Kickin’ it with the big boys
Rifle Citizen Telegram
Glenwood Springs, CO Colorado
RIFLE, Colorado – Frank Rivas has played the sport of soccer for as long as he can remember. He grew up playing the game, and he knows it well.
“Ever since I was a little kid,” he said.
At the age of 17, soccer is as much a part of his life as school. Rivas plays center defender for the Rifle Bears varsity soccer team as well. And it’s his love of the game, his knowledge of the sport and a senior seminar project that drew him to coaching.
“I thought it was a good opportunity to teach the kids the skills I’ve learned over the years,” Rivas said.
Rivas and several other Rifle High soccer players coach teams from Rifle Recreation’s youth soccer program.
“I’ve been teaching them everything I know about how to play the game,” Rivas said. “They get it quick, too.”
Saul Cerros, a teammate of Rivas, also coaches in the youth soccer league. The two coach the pee wee league, which consists of first- and second-graders. According to the 16-year-old Cerros, who has played the sport since he was 7 years old, this is an opportunity for him to pass on his love of the sport so that when the time comes for these youngsters to play at Rifle High, they’ll be ready.
“I want them to be really good, so when they get to high school they are prepared to play as a team and can play well on a team,” Cerros said.
While coaching may seem like extra work for some, Cerros and Rivas said that they don’t see it that way.

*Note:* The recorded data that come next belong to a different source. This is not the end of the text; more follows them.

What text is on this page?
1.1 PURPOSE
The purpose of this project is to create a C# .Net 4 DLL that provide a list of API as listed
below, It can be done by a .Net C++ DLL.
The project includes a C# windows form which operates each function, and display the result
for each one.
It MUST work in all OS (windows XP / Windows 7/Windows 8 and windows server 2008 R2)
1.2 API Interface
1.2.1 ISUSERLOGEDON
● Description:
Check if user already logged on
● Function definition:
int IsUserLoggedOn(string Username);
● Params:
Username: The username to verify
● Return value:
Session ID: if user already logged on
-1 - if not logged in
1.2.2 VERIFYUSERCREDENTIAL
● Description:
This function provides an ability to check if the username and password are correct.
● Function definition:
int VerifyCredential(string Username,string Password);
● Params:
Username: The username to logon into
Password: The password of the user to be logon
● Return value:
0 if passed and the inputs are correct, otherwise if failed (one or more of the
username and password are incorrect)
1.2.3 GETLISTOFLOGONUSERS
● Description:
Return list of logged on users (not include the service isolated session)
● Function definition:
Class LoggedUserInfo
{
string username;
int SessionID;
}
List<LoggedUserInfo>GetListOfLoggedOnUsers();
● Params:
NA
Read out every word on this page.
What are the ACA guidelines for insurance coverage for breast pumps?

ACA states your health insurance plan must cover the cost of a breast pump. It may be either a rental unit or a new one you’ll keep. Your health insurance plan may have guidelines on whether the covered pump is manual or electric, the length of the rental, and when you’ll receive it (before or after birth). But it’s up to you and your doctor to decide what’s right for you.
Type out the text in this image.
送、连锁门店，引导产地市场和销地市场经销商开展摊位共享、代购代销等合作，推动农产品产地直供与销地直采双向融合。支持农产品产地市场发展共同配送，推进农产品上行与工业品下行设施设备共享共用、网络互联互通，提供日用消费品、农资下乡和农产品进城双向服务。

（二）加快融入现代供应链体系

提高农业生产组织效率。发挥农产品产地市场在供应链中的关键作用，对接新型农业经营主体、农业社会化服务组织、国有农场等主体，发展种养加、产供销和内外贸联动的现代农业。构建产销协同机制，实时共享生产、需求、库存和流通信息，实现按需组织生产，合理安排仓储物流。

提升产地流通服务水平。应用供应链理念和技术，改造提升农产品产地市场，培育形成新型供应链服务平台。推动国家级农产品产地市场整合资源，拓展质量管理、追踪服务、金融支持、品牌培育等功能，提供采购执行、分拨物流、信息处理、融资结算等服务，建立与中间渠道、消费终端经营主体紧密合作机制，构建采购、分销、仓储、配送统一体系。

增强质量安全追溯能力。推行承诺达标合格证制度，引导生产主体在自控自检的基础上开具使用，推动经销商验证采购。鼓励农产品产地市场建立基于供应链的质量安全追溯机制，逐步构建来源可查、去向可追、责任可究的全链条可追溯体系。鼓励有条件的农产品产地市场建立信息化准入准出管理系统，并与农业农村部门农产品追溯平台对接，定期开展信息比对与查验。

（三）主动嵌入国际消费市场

“I see it as fun,” Cerros said. “I see it as two things at once: I get my time for my senior project, and I get to do what I like.”
Which is playing soccer.
“They are the future of Rifle soccer,” Rivas said. “I see some real good talent out there.”
According to Rifle High boys soccer head coach Richard Carter, along with several of his varsity boys who coach in the league, several lady Bears soccer players also coach in the youth program. Jocelyn Bracamontes is among them.
While the students each coach as part of their senior seminar – a project requiring seniors to complete 20 hours of community service – this is more than a school project, according to Bracamontes.
“It makes me feel good,” she said. “It’s a great experience to have with the kids, not only for them but for me.”
Students also are required to write a 10-page paper on the topic of their project. Bracamontes is focusing her paper on the history of the sport and how playing soccer can contribute to the development of kids in athletics.
“Soccer is my passion,” she said.
Coach Carter, who is not new to volunteering, thinks that this is an ideal way for the kids to get involved in their communities, and it helps out Rifle Recreation.
“It’s really neat to see these kids give back to the community,” Carter said. “It’s just a great program to promote the sport to the younger kids in the community.”
While the experience has been challenging for Rivas, it’s been more fun than he first imagined it would be. He said that he’s looking forward to coaching in the future as well. He wants to move up and coach the under-12 division teams. For now, he enjoys teaching the younger kids.
“I’m having fun. The kids give it their all and I give it my all,” Rivas said. “They play hard, and they don’t like to lose at all.”